見てのとおり、世間で語られる勢いと、確かめられた差の大きさは、かなり違います。
何が言えて、何が言えないか
まず、言えないことから。「ながらをすると頭が悪くなる」とは、この研究からは言い切れません。
比べたのは「ながら派」と「そうでない人」の差です。もともとの性格や注意の特徴が違う可能性もあり、ながらが原因だと決めることはできません。
だからといって、好きなだけ画面を増やしてよい、という話でもありません。一度に複数のことをすると、切り替えのたびに時間と手間がかかるのは、別の研究でもたしかめられています。くわしくは切り替えのたびに脳に残るカスも参考になります。
強い言葉ほど、いったん保留して受け取る。それが、情報にふりまわされないコツです。
今日からできる、低コストな一手
証拠が強くないなら、無理に生活を変える必要はありません。ただ、ほとんど損のない一手だけ紹介します。
- 本当に集中したい作業は、他のメディアを閉じて1つだけにする
- スマホは手の届かない場所に置いてから、その作業を始める
- 「ながら」でよいのは、失敗しても困らない軽い作業に絞る
大事な作業のときだけ、画面を1つにする。これなら、たとえ研究の差が小さくても、失うものはありません。
気が散る環境そのものを整える発想は、集中の柱でまとめています。机まわりの視界を減らす工夫は、目に入るものを減らすも参考になります。
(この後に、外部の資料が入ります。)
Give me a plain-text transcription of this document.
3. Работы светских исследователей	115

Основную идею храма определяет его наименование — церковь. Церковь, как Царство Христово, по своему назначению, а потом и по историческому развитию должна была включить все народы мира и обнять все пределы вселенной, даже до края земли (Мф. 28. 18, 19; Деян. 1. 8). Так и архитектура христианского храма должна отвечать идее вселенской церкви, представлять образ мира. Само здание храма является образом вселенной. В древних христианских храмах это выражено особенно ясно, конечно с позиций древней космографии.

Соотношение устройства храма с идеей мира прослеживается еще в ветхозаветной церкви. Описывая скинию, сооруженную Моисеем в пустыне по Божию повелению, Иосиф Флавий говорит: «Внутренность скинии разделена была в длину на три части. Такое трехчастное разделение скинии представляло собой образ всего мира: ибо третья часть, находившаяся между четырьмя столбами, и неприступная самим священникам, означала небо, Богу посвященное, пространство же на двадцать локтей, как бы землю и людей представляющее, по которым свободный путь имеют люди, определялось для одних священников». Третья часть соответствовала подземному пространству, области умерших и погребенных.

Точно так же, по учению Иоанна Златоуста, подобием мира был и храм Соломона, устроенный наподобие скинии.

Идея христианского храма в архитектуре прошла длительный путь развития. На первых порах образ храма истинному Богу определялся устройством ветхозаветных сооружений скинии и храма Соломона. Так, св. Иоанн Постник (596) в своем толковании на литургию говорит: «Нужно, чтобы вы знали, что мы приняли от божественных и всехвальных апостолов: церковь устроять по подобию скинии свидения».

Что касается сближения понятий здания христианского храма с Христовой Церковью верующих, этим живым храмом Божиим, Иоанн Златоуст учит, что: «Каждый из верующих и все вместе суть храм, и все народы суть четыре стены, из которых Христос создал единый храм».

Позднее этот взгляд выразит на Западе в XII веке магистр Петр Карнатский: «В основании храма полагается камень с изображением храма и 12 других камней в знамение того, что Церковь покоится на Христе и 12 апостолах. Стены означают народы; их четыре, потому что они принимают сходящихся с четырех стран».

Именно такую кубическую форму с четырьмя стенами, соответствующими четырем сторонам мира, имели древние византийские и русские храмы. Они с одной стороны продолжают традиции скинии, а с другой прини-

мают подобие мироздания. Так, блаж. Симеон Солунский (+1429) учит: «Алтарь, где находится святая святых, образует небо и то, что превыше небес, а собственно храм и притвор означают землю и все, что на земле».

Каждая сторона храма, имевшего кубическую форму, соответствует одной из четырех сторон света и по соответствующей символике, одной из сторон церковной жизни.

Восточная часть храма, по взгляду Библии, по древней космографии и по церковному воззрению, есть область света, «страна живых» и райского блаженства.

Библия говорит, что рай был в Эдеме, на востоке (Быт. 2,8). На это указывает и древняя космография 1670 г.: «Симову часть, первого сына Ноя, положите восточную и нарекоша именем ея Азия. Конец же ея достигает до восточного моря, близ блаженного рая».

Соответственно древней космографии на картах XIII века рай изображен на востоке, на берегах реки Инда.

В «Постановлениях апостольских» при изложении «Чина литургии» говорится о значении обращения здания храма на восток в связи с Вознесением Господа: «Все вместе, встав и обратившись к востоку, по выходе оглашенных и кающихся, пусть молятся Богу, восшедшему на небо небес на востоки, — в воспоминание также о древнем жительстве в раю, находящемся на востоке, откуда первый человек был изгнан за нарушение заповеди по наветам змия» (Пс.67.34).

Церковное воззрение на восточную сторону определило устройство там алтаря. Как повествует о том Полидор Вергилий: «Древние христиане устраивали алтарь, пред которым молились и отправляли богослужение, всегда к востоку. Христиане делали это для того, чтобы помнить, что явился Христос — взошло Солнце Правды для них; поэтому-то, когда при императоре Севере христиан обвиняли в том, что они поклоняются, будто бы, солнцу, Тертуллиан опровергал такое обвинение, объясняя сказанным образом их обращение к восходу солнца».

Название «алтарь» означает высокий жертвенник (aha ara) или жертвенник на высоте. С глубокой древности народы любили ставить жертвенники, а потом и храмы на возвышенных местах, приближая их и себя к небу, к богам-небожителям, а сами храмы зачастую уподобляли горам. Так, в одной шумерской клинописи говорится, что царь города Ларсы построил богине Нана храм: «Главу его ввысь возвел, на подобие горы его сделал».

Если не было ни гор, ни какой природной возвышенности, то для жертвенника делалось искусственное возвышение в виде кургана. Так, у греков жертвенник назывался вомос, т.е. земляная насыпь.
「ながらは悪」と決めつける前に、今いちばん大事な作業のときだけ、画面を1つにしてみる。そこから試してみてください。
Try Today今日からやるチェックリスト
- 本当に集中したい作業は、他のメディアを閉じて1つだけにする
- スマホは手の届かない場所に置いてから、その作業を始める
- 「ながら」でよいのは、失敗しても困らない軽い作業に絞る
- 『ながらは脳に悪い』という強い言葉は、いったん保留して受け取る
出典・参考
- Ophir, E., Nass, C. & Wagner, A. D. (2009) Cognitive control in media multitaskers. PNAS, 106(37), 15583-15587.web.stanford.edu
- Parry, D. A. & le Roux, D. B. (2021) 'Cognitive control in media multitaskers' ten years on: A meta-analysis. Cyberpsychology, 15(2).cyberpsychology.eu
この記事は、上記の研究をもとに構成しています。 引用・要約は必要最小限とし、詳細は原典をご確認ください。